Hanley revealed in her FBI interview that she had no idea where a thumb drive she used to store an archive of Clinton's emails had gone. Hanley searched for the thumb drive, which the FBI described as "something she happened to have laying around the house," several times but was unable to find it.

 

The interviews provide more insight into Clinton's lack of technical acumen. According to the FBI's Abedin writeup, she "could not use a computer"; Hanley said Clinton had no idea what her own email password was, and had to rely on aides.

 

The so-called "302" reports also detail FBI interviews with former Secretary of State Colin Powell, former CIA acting director Mike Morell, State Department official Pat Kennedy, State Department Inspector General Steve Linick, Bill Clinton aide Justin Cooper, former diplomatic security chief Eric Boswell and longtime diplomat Lewis Lukens.

 

Some of the interview reports had the subject's name removed on privacy grounds before the records were released.

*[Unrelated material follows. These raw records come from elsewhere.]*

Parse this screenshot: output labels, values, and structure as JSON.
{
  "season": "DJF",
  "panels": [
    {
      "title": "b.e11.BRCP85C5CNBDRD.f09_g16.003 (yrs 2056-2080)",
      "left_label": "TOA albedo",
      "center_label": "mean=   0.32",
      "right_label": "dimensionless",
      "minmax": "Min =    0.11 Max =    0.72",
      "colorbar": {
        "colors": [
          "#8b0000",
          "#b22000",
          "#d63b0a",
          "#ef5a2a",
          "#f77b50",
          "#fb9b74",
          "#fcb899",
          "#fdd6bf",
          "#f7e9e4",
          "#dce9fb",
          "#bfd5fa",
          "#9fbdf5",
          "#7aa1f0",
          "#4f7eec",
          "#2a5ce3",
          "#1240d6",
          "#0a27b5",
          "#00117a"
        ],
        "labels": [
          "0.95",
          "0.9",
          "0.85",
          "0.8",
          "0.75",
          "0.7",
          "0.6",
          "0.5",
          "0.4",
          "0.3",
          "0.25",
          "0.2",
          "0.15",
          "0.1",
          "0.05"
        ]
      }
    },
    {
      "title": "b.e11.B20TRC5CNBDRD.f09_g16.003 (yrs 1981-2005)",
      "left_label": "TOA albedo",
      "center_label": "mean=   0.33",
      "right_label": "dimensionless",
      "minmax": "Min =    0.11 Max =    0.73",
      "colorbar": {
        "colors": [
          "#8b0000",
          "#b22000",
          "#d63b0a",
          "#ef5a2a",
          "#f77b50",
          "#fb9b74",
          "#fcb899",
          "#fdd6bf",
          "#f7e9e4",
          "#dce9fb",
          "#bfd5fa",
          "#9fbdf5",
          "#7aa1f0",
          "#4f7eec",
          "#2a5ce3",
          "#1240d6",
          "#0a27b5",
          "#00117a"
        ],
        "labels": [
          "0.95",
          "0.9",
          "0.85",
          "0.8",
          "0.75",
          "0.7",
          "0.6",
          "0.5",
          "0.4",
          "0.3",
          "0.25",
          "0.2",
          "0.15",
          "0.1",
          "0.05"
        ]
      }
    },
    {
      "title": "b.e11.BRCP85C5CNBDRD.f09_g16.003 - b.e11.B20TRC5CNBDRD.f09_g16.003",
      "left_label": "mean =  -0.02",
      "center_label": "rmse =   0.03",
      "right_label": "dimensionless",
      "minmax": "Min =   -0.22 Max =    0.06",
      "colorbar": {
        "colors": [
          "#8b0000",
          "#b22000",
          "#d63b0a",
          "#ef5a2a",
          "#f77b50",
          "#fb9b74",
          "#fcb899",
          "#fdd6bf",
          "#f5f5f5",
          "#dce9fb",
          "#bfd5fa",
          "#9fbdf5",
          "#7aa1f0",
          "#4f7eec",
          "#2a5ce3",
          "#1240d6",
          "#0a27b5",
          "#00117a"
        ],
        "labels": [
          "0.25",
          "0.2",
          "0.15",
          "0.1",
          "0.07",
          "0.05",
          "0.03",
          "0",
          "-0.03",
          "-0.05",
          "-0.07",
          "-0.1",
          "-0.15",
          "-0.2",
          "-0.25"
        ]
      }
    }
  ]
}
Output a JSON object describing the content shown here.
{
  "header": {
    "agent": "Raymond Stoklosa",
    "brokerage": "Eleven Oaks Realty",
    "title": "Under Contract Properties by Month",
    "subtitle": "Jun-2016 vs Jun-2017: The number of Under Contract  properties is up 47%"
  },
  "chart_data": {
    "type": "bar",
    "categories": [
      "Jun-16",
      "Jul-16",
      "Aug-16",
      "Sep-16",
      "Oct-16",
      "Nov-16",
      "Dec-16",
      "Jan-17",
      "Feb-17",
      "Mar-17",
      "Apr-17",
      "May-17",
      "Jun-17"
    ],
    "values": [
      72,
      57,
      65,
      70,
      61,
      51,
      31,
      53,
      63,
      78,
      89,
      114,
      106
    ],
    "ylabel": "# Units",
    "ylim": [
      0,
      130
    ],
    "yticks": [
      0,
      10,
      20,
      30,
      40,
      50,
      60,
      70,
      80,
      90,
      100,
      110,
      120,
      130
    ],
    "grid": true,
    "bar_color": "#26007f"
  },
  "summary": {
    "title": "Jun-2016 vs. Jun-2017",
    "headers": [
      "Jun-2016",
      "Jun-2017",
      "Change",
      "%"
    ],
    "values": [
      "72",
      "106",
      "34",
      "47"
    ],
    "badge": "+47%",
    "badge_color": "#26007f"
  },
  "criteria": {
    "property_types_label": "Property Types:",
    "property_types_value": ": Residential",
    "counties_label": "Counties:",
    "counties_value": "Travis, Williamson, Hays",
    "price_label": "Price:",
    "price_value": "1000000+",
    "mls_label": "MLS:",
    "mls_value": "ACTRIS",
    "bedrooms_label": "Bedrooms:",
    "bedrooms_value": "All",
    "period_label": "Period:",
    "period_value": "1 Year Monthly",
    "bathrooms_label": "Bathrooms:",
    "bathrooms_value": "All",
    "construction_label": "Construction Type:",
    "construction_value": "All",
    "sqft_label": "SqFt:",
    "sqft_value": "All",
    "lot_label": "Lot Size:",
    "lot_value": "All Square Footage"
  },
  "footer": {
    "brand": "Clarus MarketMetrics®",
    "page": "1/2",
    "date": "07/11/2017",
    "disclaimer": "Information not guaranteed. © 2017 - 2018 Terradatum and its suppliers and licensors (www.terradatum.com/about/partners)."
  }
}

Many of those people seem to be computer technicians or lower-level State Department officials.

 

The FBI published 58 pages of documents earlier this month that revealed Clinton had relied on others’ judgment to not send her classified material during email correspondences.

 

“Clinton did not recall receiving any emails she thought should not be on an unclassified system,” the FBI said in its Sept. 2 report. “She relied on State officials to use their judgment when emailing her and could not recall anyone raising concerns with her regarding the sensitivity of the information she received at her email address.”